British Colonies issue their own banknotes, which visually differ from banknotes issued by the Bank of England, but they are valued as 1 per 1.
Therefore, there are several of them: Scottish, North Ireland, Manx, Jersey, Guernsey, Gibraltar Pounds, as well as St. Elena Island Pound and Falkland Islands Pound.
Amusingly, native Britons do not always want to accept “other” Pounds as a means of payment.
#4 – Jordan Dinar ($1.41)
It is hard to explain the high value of Jordan Dinar. This country is not economically developed, and it lacks essential resources, such as oil.

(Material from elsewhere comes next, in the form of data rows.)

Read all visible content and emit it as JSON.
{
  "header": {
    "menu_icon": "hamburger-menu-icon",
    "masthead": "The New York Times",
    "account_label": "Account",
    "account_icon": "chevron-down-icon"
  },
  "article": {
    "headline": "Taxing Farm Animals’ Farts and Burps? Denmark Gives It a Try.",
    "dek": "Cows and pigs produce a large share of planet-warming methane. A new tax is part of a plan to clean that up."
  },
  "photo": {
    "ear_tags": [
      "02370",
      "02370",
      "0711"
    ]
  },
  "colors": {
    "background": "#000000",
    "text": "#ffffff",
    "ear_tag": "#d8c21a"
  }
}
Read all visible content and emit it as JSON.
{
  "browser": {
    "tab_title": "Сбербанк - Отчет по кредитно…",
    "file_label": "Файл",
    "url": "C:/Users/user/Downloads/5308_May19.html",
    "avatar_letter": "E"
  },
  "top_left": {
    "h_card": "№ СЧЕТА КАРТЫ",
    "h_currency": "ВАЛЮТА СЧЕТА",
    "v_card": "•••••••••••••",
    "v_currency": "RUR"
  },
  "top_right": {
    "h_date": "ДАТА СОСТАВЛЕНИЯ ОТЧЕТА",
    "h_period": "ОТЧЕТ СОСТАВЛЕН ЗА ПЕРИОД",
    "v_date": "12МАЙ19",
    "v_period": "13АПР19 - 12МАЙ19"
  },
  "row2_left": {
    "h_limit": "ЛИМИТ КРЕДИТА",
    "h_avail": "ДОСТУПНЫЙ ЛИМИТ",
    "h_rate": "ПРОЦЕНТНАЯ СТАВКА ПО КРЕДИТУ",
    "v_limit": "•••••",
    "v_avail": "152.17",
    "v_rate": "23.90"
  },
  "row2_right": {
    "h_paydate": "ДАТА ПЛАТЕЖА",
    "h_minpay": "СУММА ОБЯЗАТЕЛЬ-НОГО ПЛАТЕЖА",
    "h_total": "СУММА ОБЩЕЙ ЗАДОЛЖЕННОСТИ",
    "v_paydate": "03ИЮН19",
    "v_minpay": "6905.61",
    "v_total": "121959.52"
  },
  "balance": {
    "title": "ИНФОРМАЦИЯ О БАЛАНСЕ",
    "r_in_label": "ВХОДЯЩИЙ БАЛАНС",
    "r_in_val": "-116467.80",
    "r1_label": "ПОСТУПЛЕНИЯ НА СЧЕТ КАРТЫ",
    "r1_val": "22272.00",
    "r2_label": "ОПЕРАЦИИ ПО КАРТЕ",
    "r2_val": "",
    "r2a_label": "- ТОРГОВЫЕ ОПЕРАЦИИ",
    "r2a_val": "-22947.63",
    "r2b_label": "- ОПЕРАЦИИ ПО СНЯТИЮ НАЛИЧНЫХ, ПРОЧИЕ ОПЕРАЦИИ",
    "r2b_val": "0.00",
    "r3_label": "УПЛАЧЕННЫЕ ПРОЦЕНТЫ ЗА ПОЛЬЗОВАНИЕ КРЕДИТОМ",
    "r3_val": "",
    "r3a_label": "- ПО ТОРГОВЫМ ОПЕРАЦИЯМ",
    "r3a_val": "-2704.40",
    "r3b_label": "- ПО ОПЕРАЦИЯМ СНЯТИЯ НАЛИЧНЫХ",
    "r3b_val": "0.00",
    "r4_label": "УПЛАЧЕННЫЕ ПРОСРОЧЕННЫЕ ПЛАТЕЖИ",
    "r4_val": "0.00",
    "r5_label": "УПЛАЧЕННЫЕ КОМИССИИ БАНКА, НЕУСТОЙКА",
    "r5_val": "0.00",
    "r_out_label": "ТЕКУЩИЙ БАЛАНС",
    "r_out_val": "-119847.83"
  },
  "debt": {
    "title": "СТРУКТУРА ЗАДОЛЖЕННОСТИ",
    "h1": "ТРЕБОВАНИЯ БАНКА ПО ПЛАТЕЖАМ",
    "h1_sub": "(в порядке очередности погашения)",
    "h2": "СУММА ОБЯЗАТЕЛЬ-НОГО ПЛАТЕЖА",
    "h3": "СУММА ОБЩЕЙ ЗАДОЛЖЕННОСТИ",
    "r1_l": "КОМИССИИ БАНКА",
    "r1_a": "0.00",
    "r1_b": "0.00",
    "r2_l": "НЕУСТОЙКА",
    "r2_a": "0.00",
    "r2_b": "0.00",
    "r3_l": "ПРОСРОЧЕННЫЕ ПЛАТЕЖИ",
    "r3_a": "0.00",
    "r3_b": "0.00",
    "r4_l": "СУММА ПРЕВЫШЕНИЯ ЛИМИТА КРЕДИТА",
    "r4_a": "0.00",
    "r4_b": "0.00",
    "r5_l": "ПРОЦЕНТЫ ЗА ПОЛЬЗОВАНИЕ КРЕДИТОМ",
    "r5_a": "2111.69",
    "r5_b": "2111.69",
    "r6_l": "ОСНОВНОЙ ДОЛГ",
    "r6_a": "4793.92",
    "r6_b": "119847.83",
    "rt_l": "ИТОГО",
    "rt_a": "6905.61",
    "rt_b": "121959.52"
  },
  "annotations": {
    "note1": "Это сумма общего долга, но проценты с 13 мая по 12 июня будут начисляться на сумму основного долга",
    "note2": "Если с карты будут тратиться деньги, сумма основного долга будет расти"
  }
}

Nevertheless, one Jordan Dinar costs 1.41 US Dollars, which makes it one of 10 the strongest world currencies.
#3 – Oman Rial ($2.60)
Oman is a country on the Arabian Peninsula. Thanks to its strategic location, it possesses a developed economy and a high quality of life.
The Oman Rial is also pegged to US Dollar as Bahrain Dinar.
Remarkably, the purchasing power of this currency is so high that the government had to issue 1/4 and 1/2 Rial banknotes.
#2 – Bahrain Dinar ($2.66)
Bahrain is a Persian Gulf island state with a population of just over 1 million people. As in the first case, this country’s largest source of income is the “black gold” exports.
Interestingly, the Bahrain Dinar is pegged to the US Dollar exchange rate, and its rate against the US Dollar has remained stable since 2005.
#1 – Kuwaiti Dinar ($3.24)
The high value (rate) of its currency is explained by significant oil exports into the global market.
Kuwait is a small country with enormous wealth. Due to the stable petroleum-based economy, highly developed oil production and export, Kuwait is considered to be one of the richest countries in the world.
Besides the very stable economy, Kuwait is a tax-free country with a very low unemployment rate.